Wednesday, August 29, 2018

In-house Counsel Prefer Client Alerts for Information


In-house counsel, inundated with information coming their way every day, prefer client alerts as a source of legal information. When asked in the 2017 survey conducted by Greentarget and Zeughauser Group, (https://digitalandcontentsurvey.com/) “What types of law firm-generated content do you find most valuable?” 87% of in-house counsel answered “client alerts” as opposed to practice-group newsletters (67%), blogs (35%) or website content (22%).

What is a client alert?

client alert is a mass e-mail message addressing a new or developing legal topic – perhaps a recent precedent-setting decision, a pending change to federal or state law or a trend you've observed. It is sent to in-house counsel for two reasons:
  •  Help keep in-house counsel current in the trends in their area of commerce, and
  •  Keep the law-firm’s practice expertise top of mind, assuring a contact when they need legal help.  

 Considerations when writing client alerts.    
e-mail message


Lawyers are judged by their written words.

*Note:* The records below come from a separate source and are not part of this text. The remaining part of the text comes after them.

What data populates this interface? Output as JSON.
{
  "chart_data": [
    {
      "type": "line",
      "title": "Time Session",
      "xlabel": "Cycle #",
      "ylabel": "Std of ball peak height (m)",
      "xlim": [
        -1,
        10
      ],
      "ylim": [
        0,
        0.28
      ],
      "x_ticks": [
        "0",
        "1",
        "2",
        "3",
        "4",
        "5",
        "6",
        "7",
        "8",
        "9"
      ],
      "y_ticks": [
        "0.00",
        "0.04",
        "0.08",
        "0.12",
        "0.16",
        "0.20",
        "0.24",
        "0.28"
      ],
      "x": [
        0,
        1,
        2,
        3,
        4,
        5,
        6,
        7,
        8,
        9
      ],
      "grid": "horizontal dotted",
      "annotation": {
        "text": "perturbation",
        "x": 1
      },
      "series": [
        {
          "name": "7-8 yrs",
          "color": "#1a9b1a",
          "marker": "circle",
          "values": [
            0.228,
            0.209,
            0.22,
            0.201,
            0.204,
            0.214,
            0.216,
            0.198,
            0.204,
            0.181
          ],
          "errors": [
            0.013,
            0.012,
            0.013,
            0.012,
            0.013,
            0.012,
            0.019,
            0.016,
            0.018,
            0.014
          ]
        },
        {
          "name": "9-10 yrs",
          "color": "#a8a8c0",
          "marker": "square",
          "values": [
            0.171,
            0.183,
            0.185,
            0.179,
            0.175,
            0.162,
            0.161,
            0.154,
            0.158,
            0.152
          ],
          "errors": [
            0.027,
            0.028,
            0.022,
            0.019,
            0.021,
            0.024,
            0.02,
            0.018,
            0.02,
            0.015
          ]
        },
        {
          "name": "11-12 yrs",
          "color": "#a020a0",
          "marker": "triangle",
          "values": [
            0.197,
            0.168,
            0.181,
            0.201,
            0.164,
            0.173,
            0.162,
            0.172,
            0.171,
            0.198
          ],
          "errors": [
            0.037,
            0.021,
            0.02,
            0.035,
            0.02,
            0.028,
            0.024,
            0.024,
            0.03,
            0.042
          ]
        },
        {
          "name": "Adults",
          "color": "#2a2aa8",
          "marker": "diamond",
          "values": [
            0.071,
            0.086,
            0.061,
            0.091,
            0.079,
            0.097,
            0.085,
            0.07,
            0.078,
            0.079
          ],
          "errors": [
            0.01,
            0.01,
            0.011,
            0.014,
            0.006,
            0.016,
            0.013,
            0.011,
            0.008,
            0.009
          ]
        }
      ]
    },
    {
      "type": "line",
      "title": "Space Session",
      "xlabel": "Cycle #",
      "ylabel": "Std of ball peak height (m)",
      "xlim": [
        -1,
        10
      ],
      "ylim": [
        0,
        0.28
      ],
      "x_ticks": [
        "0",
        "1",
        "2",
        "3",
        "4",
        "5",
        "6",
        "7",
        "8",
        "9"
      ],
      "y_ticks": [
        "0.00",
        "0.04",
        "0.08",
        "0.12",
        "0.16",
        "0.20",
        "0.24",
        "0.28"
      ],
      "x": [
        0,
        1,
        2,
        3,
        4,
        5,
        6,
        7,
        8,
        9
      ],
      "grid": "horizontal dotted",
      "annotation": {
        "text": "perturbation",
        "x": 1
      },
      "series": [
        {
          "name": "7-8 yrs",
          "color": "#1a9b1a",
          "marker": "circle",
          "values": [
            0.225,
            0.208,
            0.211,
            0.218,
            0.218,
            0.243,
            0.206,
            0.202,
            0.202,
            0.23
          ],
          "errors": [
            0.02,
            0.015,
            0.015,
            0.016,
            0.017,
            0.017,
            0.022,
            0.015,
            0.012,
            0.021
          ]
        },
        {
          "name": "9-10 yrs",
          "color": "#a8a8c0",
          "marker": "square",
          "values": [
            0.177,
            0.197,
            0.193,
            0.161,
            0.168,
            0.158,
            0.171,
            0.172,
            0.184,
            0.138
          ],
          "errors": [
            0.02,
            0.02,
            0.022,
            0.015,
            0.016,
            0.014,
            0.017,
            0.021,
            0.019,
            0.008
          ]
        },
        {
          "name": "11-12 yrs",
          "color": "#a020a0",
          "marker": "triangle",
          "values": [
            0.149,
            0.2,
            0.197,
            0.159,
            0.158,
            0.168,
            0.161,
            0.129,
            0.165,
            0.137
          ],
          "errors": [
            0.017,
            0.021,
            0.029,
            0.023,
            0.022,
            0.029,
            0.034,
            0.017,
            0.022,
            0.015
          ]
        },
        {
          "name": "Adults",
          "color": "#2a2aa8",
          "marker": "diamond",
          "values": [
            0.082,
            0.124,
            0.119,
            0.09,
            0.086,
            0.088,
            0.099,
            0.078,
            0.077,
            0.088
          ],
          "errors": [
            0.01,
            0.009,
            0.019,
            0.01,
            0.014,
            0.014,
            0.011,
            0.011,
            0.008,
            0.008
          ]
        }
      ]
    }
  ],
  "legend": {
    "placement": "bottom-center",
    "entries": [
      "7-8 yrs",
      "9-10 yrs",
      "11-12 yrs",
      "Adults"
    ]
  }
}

Everything from engagement letters, contracts, e-mails or daily correspondence should be relatively free of legalese, easy to understand and useful to the reader. Readers should be able to know immediately the topic and why it’s important for them. This is especially true of client alerts since your alert may be one of several the corporate counsel receives.

Start with the headline. If your headline doesn’t turn a browser into a reader, the time you spent writing your words is wasted. A great headline must do more than attract attention, it should promise some kind of benefit for the reader to lure the reader to read the body of the alert.

Your lead. The most important sentence of the article is your lead. It should be short (25 to 30 words), specific—state key points that appeal to your reader—and use active verbs to make it current. Follow up the main facts with additional information.

Early call to action. When action by the client is suggested or required, put that information in the third paragraph. The answer to the question “Why should I care?” needs to clear and soon in the article.

Use formatting techniques to make things interesting.
  1.             Use pull quotes, key phrase or summaries to simplify information.
  2.             Include links to documents or articles for those who want more information
  3.             Use bold, lists, or graphs to break up verbiage.
  4.             Also link to articles or summaries the firm has written about the topic.

You put a lot of time into developing client alerts—don’t waste that time. Make yours stand out among the 4 or 5 alerts on the same topic in-house counsel receive every day. Client alerts show readers you are current and on top of the issue and are one indication of how your firm communicates. Use the client alert to put your best foot forward.